Pour la première fois depuis des années, le sommet des chefs d’Etats et de gouvernements, qui s’est tenu à Bruxelles les 22 et 23 juin, n’a pas servi à éteindre l’incendie d’une nouvelle crise, mais plutôt à identifier les domaines susceptibles de relancer le projet européen. L’arrivée d’Emmanuel Macron, dont la participation à cette grand-messe était également une première, n’est pas étranger à ce vent nouveau qui souffle sur l’Europe.
« Nous sommes à un tournant », s’est félicité Donald Tusk, le président du Conseil européen, soulignant qu’aujourd’hui l’Union européenne (UE) n’est plus considérée comme un problème, mais plutôt comme la solution aux nombreux défis qui se posent sur la scène internationale. Et c’est pour cette raison que l’ancien Premier ministre polonais avait souhaité placer ce sommet – comme l’avait fait Emmanuel Macron pendant sa campagne – sous le signe d’une Europe qui protège ses citoyens.
Changement de doctrine sur la défense commerciale
Outre des mesures pour renforcer la sécurité et poser les premières briques d’une Europe de la défense, les Vint-huit ont consacré une session de travail, le 23 juin, au commerce avec au cœur cette question : comment mieux protéger les citoyens des excès de la globalisation ? « On constate un véritable changement de doctrine au sein même de la Commission », nous a confié un diplomate français.
Après des décennies d’ouverture sur le monde et de défense du libre-échange, l’exécutif à Bruxelles met désormais l’accent sur le concept de réciprocité pour mieux armer l’UE contre les pratiques déloyales de certains de ses partenaires commerciaux, en particulier de la Chine. Résultat ? Le dossier pour moderniser les instruments de défense commercial (IDC) des Vingt-huit, bloqué pendant près de trois ans au conseil, est aujourd’hui sur le point d’être adopté (voir dans La LC aujourd’hui*).

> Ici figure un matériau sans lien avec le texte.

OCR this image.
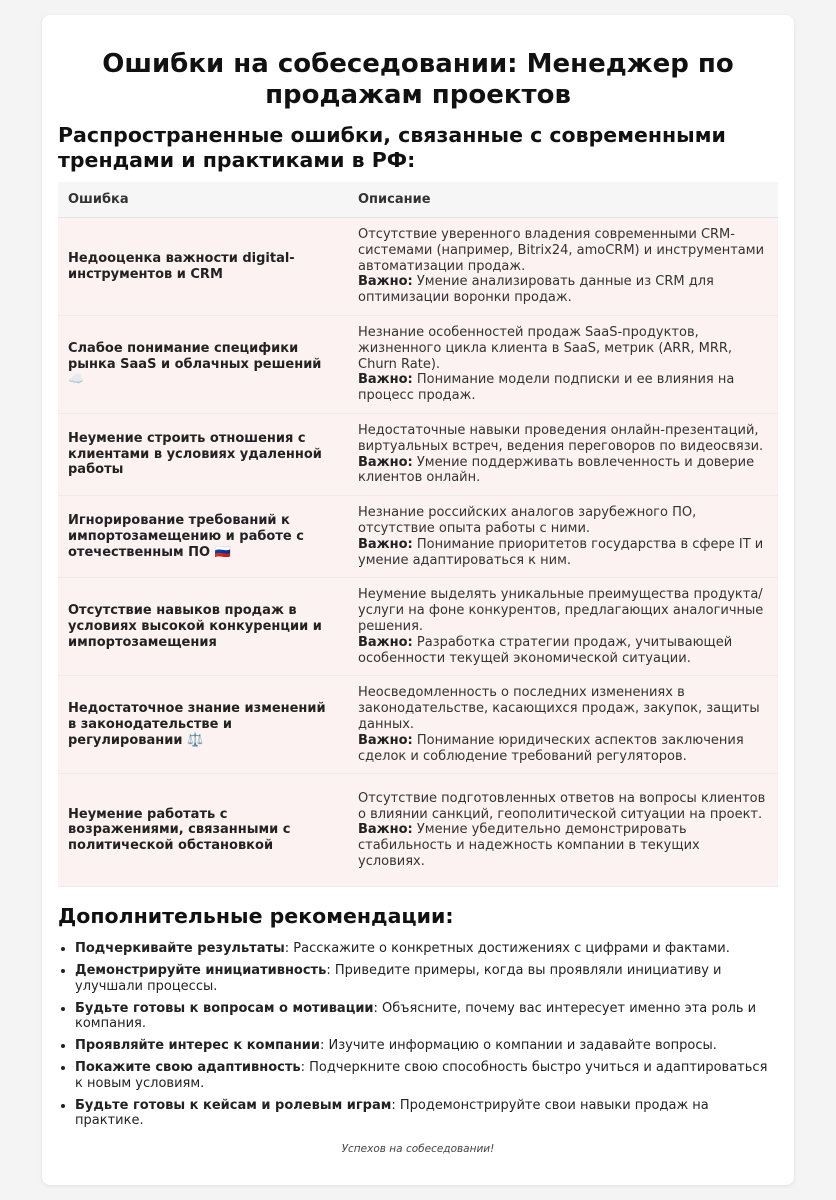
Ошибки на собеседовании: Менеджер по продажам проектов
Распространенные ошибки, связанные с современными трендами и практиками в РФ:
Ошибка	Описание
Недооценка важности digital-инструментов и CRM	Отсутствие уверенного владения современными CRM-системами (например, Bitrix24, amoCRM) и инструментами автоматизации продаж.
Важно: Умение анализировать данные из CRM для оптимизации воронки продаж.
Слабое понимание специфики рынка SaaS и облачных решений ☁️	Незнание особенностей продаж SaaS-продуктов, жизненного цикла клиента в SaaS, метрик (ARR, MRR, Churn Rate).
Важно: Понимание модели подписки и ее влияния на процесс продаж.
Неумение строить отношения с клиентами в условиях удаленной работы	Недостаточные навыки проведения онлайн-презентаций, виртуальных встреч, ведения переговоров по видеосвязи.
Важно: Умение поддерживать вовлеченность и доверие клиентов онлайн.
Игнорирование требований к импортозамещению и работе с отечественным ПО 🇷🇺	Незнание российских аналогов зарубежного ПО, отсутствие опыта работы с ними.
Важно: Понимание приоритетов государства в сфере IT и умение адаптироваться к ним.
Отсутствие навыков продаж в условиях высокой конкуренции и импортозамещения	Неумение выделять уникальные преимущества продукта/услуги на фоне конкурентов, предлагающих аналогичные решения.
Важно: Разработка стратегии продаж, учитывающей особенности текущей экономической ситуации.
Недостаточное знание изменений в законодательстве и регулировании ⚖️	Неосведомленность о последних изменениях в законодательстве, касающихся продаж, закупок, защиты данных.
Важно: Понимание юридических аспектов заключения сделок и соблюдение требований регуляторов.
Неумение работать с возражениями, связанными с политической обстановкой	Отсутствие подготовленных ответов на вопросы клиентов о влиянии санкций, геополитической ситуации на проект.
Важно: Умение убедительно демонстрировать стабильность и надежность компании в текущих условиях.
Дополнительные рекомендации:
• Подчеркивайте результаты: Расскажите о конкретных достижениях с цифрами и фактами.
• Демонстрируйте инициативность: Приведите примеры, когда вы проявляли инициативу и улучшали процессы.
• Будьте готовы к вопросам о мотивации: Объясните, почему вас интересует именно эта роль и компания.
• Проявляйте интерес к компании: Изучите информацию о компании и задавайте вопросы.
• Покажите свою адаптивность: Подчеркните свою способность быстро учиться и адаптироваться к новым условиям.
• Будьте готовы к кейсам и ролевым играм: Продемонстрируйте свои навыки продаж на практике.
Успехов на собеседовании!
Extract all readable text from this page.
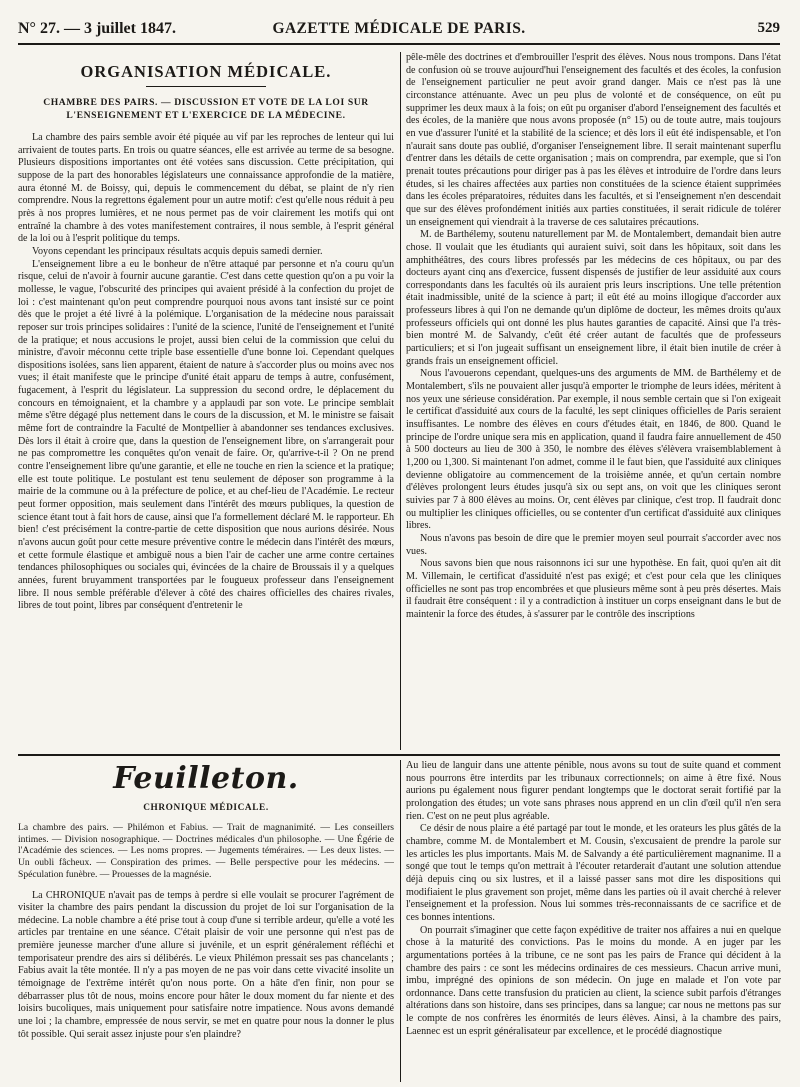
N° 27. — 3 juillet 1847.	GAZETTE MÉDICALE DE PARIS.	529
ORGANISATION MÉDICALE.
CHAMBRE DES PAIRS. — DISCUSSION ET VOTE DE LA LOI SUR L'ENSEIGNEMENT ET L'EXERCICE DE LA MÉDECINE.

La chambre des pairs semble avoir été piquée au vif par les reproches de lenteur qui lui arrivaient de toutes parts. En trois ou quatre séances, elle est arrivée au terme de sa besogne. Plusieurs dispositions importantes ont été votées sans discussion. Cette précipitation, qui suppose de la part des honorables législateurs une connaissance approfondie de la matière, aura étonné M. de Boissy, qui, depuis le commencement du débat, se plaint de n'y rien comprendre. Nous la regrettons également pour un autre motif: c'est qu'elle nous réduit à peu près à nos propres lumières, et ne nous permet pas de voir clairement les motifs qui ont entraîné la chambre à des votes manifestement contraires, il nous semble, à l'esprit général de la loi ou à l'esprit politique du temps.

Voyons cependant les principaux résultats acquis depuis samedi dernier.

L'enseignement libre a eu le bonheur de n'être attaqué par personne et n'a couru qu'un risque, celui de n'avoir à fournir aucune garantie. C'est dans cette question qu'on a pu voir la mollesse, le vague, l'obscurité des principes qui avaient présidé à la confection du projet de loi : c'est maintenant qu'on peut comprendre pourquoi nous avons tant insisté sur ce point dès que le projet a été livré à la polémique. L'organisation de la médecine nous paraissait reposer sur trois principes solidaires : l'unité de la science, l'unité de l'enseignement et l'unité de la pratique; et nous accusions le projet, aussi bien celui de la commission que celui du ministre, d'avoir méconnu cette triple base essentielle d'une bonne loi. Cependant quelques dispositions isolées, sans lien apparent, étaient de nature à s'accorder plus ou moins avec nos vues; il était manifeste que le principe d'unité était apparu de temps à autre, confusément, fugacement, à l'esprit du législateur. La suppression du second ordre, le déplacement du concours en témoignaient, et la chambre y a applaudi par son vote. Le principe semblait même s'être dégagé plus nettement dans le cours de la discussion, et M. le ministre se faisait même fort de contraindre la Faculté de Montpellier à abandonner ses tendances exclusives. Dès lors il était à croire que, dans la question de l'enseignement libre, on s'arrangerait pour ne pas compromettre les conquêtes qu'on venait de faire. Or, qu'arrive-t-il ? On ne prend contre l'enseignement libre qu'une garantie, et elle ne touche en rien la science et la pratique; elle est toute politique. Le postulant est tenu seulement de déposer son programme à la mairie de la commune ou à la préfecture de police, et au chef-lieu de l'Académie. Le recteur peut former opposition, mais seulement dans l'intérêt des mœurs publiques, la question de science étant tout à fait hors de cause, ainsi que l'a formellement déclaré M. le rapporteur. Eh bien! c'est précisément la contre-partie de cette disposition que nous aurions désirée. Nous n'avons aucun goût pour cette mesure préventive contre le médecin dans l'intérêt des mœurs, et cette formule élastique et ambiguë nous a bien l'air de cacher une arme contre certaines tendances philosophiques ou sociales qui, évincées de la chaire de Broussais il y a quelques années, furent bruyamment transportées par le fougueux professeur dans l'enseignement libre. Il nous semble préférable d'élever à côté des chaires officielles des chaires rivales, libres de tout point, libres par conséquent d'entretenir le

pêle-mêle des doctrines et d'embrouiller l'esprit des élèves. Nous nous trompons. Dans l'état de confusion où se trouve aujourd'hui l'enseignement des facultés et des écoles, la confusion de l'enseignement particulier ne peut avoir grand danger. Mais ce n'est pas là une circonstance atténuante. Avec un peu plus de volonté et de conséquence, on eût pu supprimer les deux maux à la fois; on eût pu organiser d'abord l'enseignement des facultés et des écoles, de la manière que nous avons proposée (n° 15) ou de toute autre, mais toujours en vue d'assurer l'unité et la stabilité de la science; et dès lors il eût été indispensable, et l'on n'aurait sans doute pas oublié, d'organiser l'enseignement libre. Il serait maintenant superflu d'entrer dans les détails de cette organisation ; mais on comprendra, par exemple, que si l'on prenait toutes précautions pour diriger pas à pas les élèves et introduire de l'ordre dans leurs études, si les chaires affectées aux parties non constituées de la science étaient supprimées dans les écoles préparatoires, réduites dans les facultés, et si l'enseignement n'en descendait que sur des élèves profondément initiés aux parties constituées, il serait ridicule de tolérer un enseignement qui viendrait à la traverse de ces salutaires précautions.

M. de Barthélemy, soutenu naturellement par M. de Montalembert, demandait bien autre chose. Il voulait que les étudiants qui auraient suivi, soit dans les hôpitaux, soit dans les amphithéâtres, des cours libres professés par les médecins de ces hôpitaux, ou par des docteurs ayant cinq ans d'exercice, fussent dispensés de justifier de leur assiduité aux cours correspondants dans les facultés où ils auraient pris leurs inscriptions. Une telle prétention était inadmissible, unité de la science à part; il eût été au moins illogique d'accorder aux professeurs libres à qui l'on ne demande qu'un diplôme de docteur, les mêmes droits qu'aux professeurs officiels qui ont donné les plus hautes garanties de capacité. Ainsi que l'a très-bien montré M. de Salvandy, c'eût été créer autant de facultés que de professeurs particuliers; et si l'on jugeait suffisant un enseignement libre, il était bien inutile de créer à grands frais un enseignement officiel.

Nous l'avouerons cependant, quelques-uns des arguments de MM. de Barthélemy et de Montalembert, s'ils ne pouvaient aller jusqu'à emporter le triomphe de leurs idées, méritent à nos yeux une sérieuse considération. Par exemple, il nous semble certain que si l'on exigeait le certificat d'assiduité aux cours de la faculté, les sept cliniques officielles de Paris seraient insuffisantes. Le nombre des élèves en cours d'études était, en 1846, de 800. Quand le principe de l'ordre unique sera mis en application, quand il faudra faire annuellement de 450 à 500 docteurs au lieu de 300 à 350, le nombre des élèves s'élèvera vraisemblablement à 1,200 ou 1,300. Si maintenant l'on admet, comme il le faut bien, que l'assiduité aux cliniques devienne obligatoire au commencement de la troisième année, et qu'un certain nombre d'élèves prolongent leurs études jusqu'à six ou sept ans, on voit que les cliniques seront suivies par 7 à 800 élèves au moins. Or, cent élèves par clinique, c'est trop. Il faudrait donc ou multiplier les cliniques officielles, ou se contenter d'un certificat d'assiduité aux cliniques libres.

Nous n'avons pas besoin de dire que le premier moyen seul pourrait s'accorder avec nos vues.

Nous savons bien que nous raisonnons ici sur une hypothèse. En fait, quoi qu'en ait dit M. Villemain, le certificat d'assiduité n'est pas exigé; et c'est pour cela que les cliniques officielles ne sont pas trop encombrées et que plusieurs même sont à peu près désertes. Mais il faudrait être conséquent : il y a contradiction à instituer un corps enseignant dans le but de maintenir la force des études, à s'assurer par le contrôle des inscriptions

Feuilleton.
CHRONIQUE MÉDICALE.
La chambre des pairs. — Philémon et Fabius. — Trait de magnanimité. — Les conseillers intimes. — Division nosographique. — Doctrines médicales d'un philosophe. — Une Égérie de l'Académie des sciences. — Les noms propres. — Jugements téméraires. — Les deux listes. — Un oubli fâcheux. — Conspiration des primes. — Belle perspective pour les médecins. — Spéculation funèbre. — Prouesses de la magnésie.

La CHRONIQUE n'avait pas de temps à perdre si elle voulait se procurer l'agrément de visiter la chambre des pairs pendant la discussion du projet de loi sur l'organisation de la médecine. La noble chambre a été prise tout à coup d'une si terrible ardeur, qu'elle a voté les articles par trentaine en une séance. C'était plaisir de voir une personne qui n'est pas de première jeunesse marcher d'une allure si juvénile, et un esprit généralement réfléchi et temporisateur prendre des airs si délibérés. Le vieux Philémon pressait ses pas chancelants ; Fabius avait la tête montée. Il n'y a pas moyen de ne pas voir dans cette vivacité insolite un témoignage de l'extrême intérêt qu'on nous porte. On a hâte d'en finir, non pour se débarrasser plus tôt de nous, moins encore pour hâter le doux moment du far niente et des loisirs bucoliques, mais uniquement pour satisfaire notre impatience. Nous avons demandé une loi ; la chambre, empressée de nous servir, se met en quatre pour nous la donner le plus tôt possible. Qui serait assez injuste pour s'en plaindre?

Au lieu de languir dans une attente pénible, nous avons su tout de suite quand et comment nous pourrons être interdits par les tribunaux correctionnels; on aime à être fixé. Nous aurions pu également nous figurer pendant longtemps que le doctorat serait fortifié par la prolongation des études; un vote sans phrases nous apprend en un clin d'œil qu'il n'en sera rien. C'est on ne peut plus agréable.

Ce désir de nous plaire a été partagé par tout le monde, et les orateurs les plus gâtés de la chambre, comme M. de Montalembert et M. Cousin, s'excusaient de prendre la parole sur les articles les plus importants. Mais M. de Salvandy a été particulièrement magnanime. Il a songé que tout le temps qu'on mettrait à l'écouter retarderait d'autant une solution attendue déjà depuis cinq ou six lustres, et il a laissé passer sans mot dire les dispositions qui modifiaient le plus gravement son projet, même dans les parties où il avait cherché à relever l'enseignement et la profession. Nous lui sommes très-reconnaissants de ce sacrifice et de ces bonnes intentions.

On pourrait s'imaginer que cette façon expéditive de traiter nos affaires a nui en quelque chose à la maturité des convictions. Pas le moins du monde. A en juger par les argumentations portées à la tribune, ce ne sont pas les pairs de France qui décident à la chambre des pairs : ce sont les médecins ordinaires de ces messieurs. Chacun arrive muni, imbu, imprégné des opinions de son médecin. On juge en malade et l'on vote par ordonnance. Dans cette transfusion du praticien au client, la science subit parfois d'étranges altérations dans son histoire, dans ses principes, dans sa langue; car nous ne mettons pas sur le compte de nos confrères les énormités de leurs élèves. Ainsi, à la chambre des pairs, Laennec est un esprit généralisateur par excellence, et le procédé diagnostique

Dans ses conclusions adoptées à l’issue du sommet, le Conseil rappelle la nécessité de parvenir rapidement à un accord entre les co-législateurs et « demande à la Commission de veiller à son application rapide et effective par des mesures d’exécution non législatives visant à rendre les pratiques commerciales et les instruments de défense commerciale de l’UE plus réactifs et plus efficaces et de proposer, le cas échéant, des mesures complémentaires ». Une victoire pour la France et pour Emmanuel Macron qui, en tant que ministre de l’Économie, avait déjà plaidé en ce sens auprès de ses homologues européens.
Blocage persistant sur les autres sujets
Mais si le nouveau président français a remporté une première manche, il n’a toujours pas gagné la guerre face aux États membres les plus libéraux, essentiellement au nord et à l’est du bloc. « Sur le commerce, Macron a perdu la bataille », titrait ainsi le très influent site d’information politico.eu. Sa proposition d’adopter un Buy European Act, pendant du décret Buy American en application depuis des années aux États-Unis, ne figurait même pas au menu des discussions. Et son plan pour renforcer les prérogatives de l’UE afin de mieux contrôler, voire de bloquer, les investissements des pays tiers dans les secteurs stratégiques, a été largement édulcoré dans les conclusions finales.
Également soutenu pas l’Italie et l’Allemagne, cette dernière initiative vise à empêcher des entreprises d’État chinoises de mettre la main sur des entreprises européennes dans le secteur des hautes technologies. « Nous voulons changer l’Europe pour qu’elle soit plus résistante face à la mondialisation », a plaidé Angela Merkel pendant la conférence de presse commune avec Emmanuel Macron. Ce dernier a, quant à lui, souligné que l’Europe restait favorable à l’ouverture des marchés, mais qu’elle ne devait pas pour autant pêcher « par naïveté ».
Peine perdue : les appels de Paris et Berlin se sont heurtés aux réticences d’une majorité des autres capitales. « Nous ne voulons pas d’une Europe protectionniste », a rétorqué Beata Szydlo, la Première ministre polonaise. Motif invoqué par les opposants au projet : il risque d’envoyer un mauvais signal aux investisseurs. Ils estiment, en outre, que la protection des investissements relève des compétences des États membres et non de la Commission.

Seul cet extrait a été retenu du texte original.